Вероятно, это издержка премьеры-премьеры: с течением времени длинноты наполнятся актёрским электричеством.
Возможно, не на пользу восприятия срабатывает и хрестоматийно привычная трактовка героев, за отношениями которых не очень увлекательно следить – всё ж известно заранее.
Фирс (Юрий Горин) опекает господ-недотёп, Любовь Андреевна (Ольга Калашникова) достоверно, но предсказуемо экзальтирована – и в браваде, и в стенаниях по утонувшему сыну. Лакей Яша (Вячеслав Евлантьев) забавно жлобоват, но бывали «Сады» и пофарсовее. Для Шарлотты Ивановны (Мария Корытова) не придумали ничего, кроме потешно неудавшегося карточного фокуса. Зажигает Лопахин (Иван Янковский), такой обаятельно алчный дурачок, восторженно камлающий «Дачи, дачи, дачи, дачи, дачи», расчерчивая мелком сцену – план заработать великие тысячи на участках (после спектакля в фойе появится макет дачного переустройства сада). Варя (Дарья Муреева) такая красивая – совсем непонятно, чего Лопахин тянет с предложением, ведь и в Раневскую он в этой версии совсем не влюблён (а она этого активного человека и узнаёт не сразу); ну да, занят делами-командировками, но не настолько же, чтобы игнорировать такую Варю.

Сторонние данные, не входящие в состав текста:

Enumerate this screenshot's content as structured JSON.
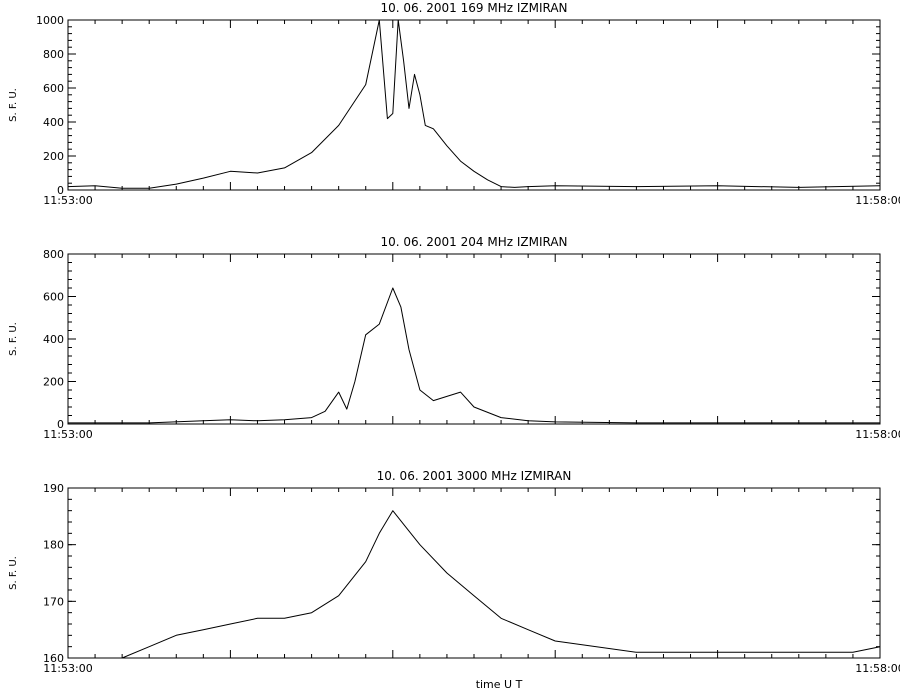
{
  "chart_data": [
    {
      "type": "line",
      "title": "10. 06. 2001    169 MHz    IZMIRAN",
      "ylabel": "S. F. U.",
      "xlabel": "",
      "ylim": [
        0,
        1000
      ],
      "yticks": [
        0,
        200,
        400,
        600,
        800,
        1000
      ],
      "xlim": [
        "11:53:00",
        "11:58:00"
      ],
      "xtick_labels": [
        "11:53:00",
        "11:58:00"
      ],
      "series": [
        {
          "x": [
            "11:53:00",
            "11:53:10",
            "11:53:20",
            "11:53:30",
            "11:53:40",
            "11:53:50",
            "11:54:00",
            "11:54:10",
            "11:54:20",
            "11:54:30",
            "11:54:40",
            "11:54:45",
            "11:54:50",
            "11:54:55",
            "11:54:58",
            "11:55:00",
            "11:55:02",
            "11:55:04",
            "11:55:06",
            "11:55:08",
            "11:55:10",
            "11:55:12",
            "11:55:15",
            "11:55:20",
            "11:55:25",
            "11:55:30",
            "11:55:35",
            "11:55:40",
            "11:55:45",
            "11:55:50",
            "11:56:00",
            "11:56:30",
            "11:57:00",
            "11:57:30",
            "11:58:00"
          ],
          "values": [
            20,
            25,
            10,
            10,
            35,
            70,
            110,
            100,
            130,
            220,
            380,
            500,
            620,
            1000,
            420,
            450,
            1000,
            760,
            480,
            680,
            560,
            380,
            360,
            260,
            170,
            110,
            60,
            20,
            15,
            20,
            25,
            20,
            25,
            15,
            25
          ]
        }
      ]
    },
    {
      "type": "line",
      "title": "10. 06. 2001    204 MHz    IZMIRAN",
      "ylabel": "S. F. U.",
      "xlabel": "",
      "ylim": [
        0,
        800
      ],
      "yticks": [
        0,
        200,
        400,
        600,
        800
      ],
      "xlim": [
        "11:53:00",
        "11:58:00"
      ],
      "xtick_labels": [
        "11:53:00",
        "11:58:00"
      ],
      "series": [
        {
          "x": [
            "11:53:00",
            "11:53:30",
            "11:53:50",
            "11:54:00",
            "11:54:10",
            "11:54:20",
            "11:54:30",
            "11:54:35",
            "11:54:40",
            "11:54:43",
            "11:54:46",
            "11:54:50",
            "11:54:55",
            "11:55:00",
            "11:55:03",
            "11:55:06",
            "11:55:10",
            "11:55:15",
            "11:55:20",
            "11:55:25",
            "11:55:30",
            "11:55:40",
            "11:55:50",
            "11:56:00",
            "11:56:30",
            "11:57:00",
            "11:57:30",
            "11:58:00"
          ],
          "values": [
            5,
            5,
            15,
            20,
            15,
            20,
            30,
            60,
            150,
            70,
            200,
            420,
            470,
            640,
            550,
            350,
            160,
            110,
            130,
            150,
            80,
            30,
            15,
            10,
            5,
            5,
            5,
            5
          ]
        }
      ]
    },
    {
      "type": "line",
      "title": "10. 06. 2001    3000 MHz    IZMIRAN",
      "ylabel": "S. F. U.",
      "xlabel": "time  U T",
      "ylim": [
        160,
        190
      ],
      "yticks": [
        160,
        170,
        180,
        190
      ],
      "xlim": [
        "11:53:00",
        "11:58:00"
      ],
      "xtick_labels": [
        "11:53:00",
        "11:58:00"
      ],
      "series": [
        {
          "x": [
            "11:53:00",
            "11:53:20",
            "11:53:30",
            "11:53:40",
            "11:53:50",
            "11:54:00",
            "11:54:10",
            "11:54:20",
            "11:54:30",
            "11:54:40",
            "11:54:50",
            "11:54:55",
            "11:55:00",
            "11:55:05",
            "11:55:10",
            "11:55:20",
            "11:55:30",
            "11:55:40",
            "11:55:50",
            "11:56:00",
            "11:56:30",
            "11:57:00",
            "11:57:30",
            "11:57:50",
            "11:58:00"
          ],
          "values": [
            160,
            160,
            162,
            164,
            165,
            166,
            167,
            167,
            168,
            171,
            177,
            182,
            186,
            183,
            180,
            175,
            171,
            167,
            165,
            163,
            161,
            161,
            161,
            161,
            162
          ]
        }
      ]
    }
  ]
}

Критика моя, повторюсь, относится только к первому действию. Во втором найдётся и ответ, что не так между Варей и Ермолай Алексеевичем – в сцене окончательно несостоявшейся помолвки, в молчаливом физическом поединке двух слишком похожих, слишком, видимо, деловых людей: Лопахин получит от Вари вполне пацанские тычки. И меловой рисунок дачной утопии Лопахин гениально сотрёт ногой. И самая бесконечная пауза – ожидание развязки аукциона – заполнится клацаньем портсигара в холёных ручках Любови Андреевны; вот, друзья, подлинный звук лопнувшей струны.
Ну и когда всё разрешится окончательно, бесповоротно и безысходно – как жизнь и доктор Чехов прописали – все успокоятся и даже повеселеют.
Для этого и нужен прекрасный театр Женовача.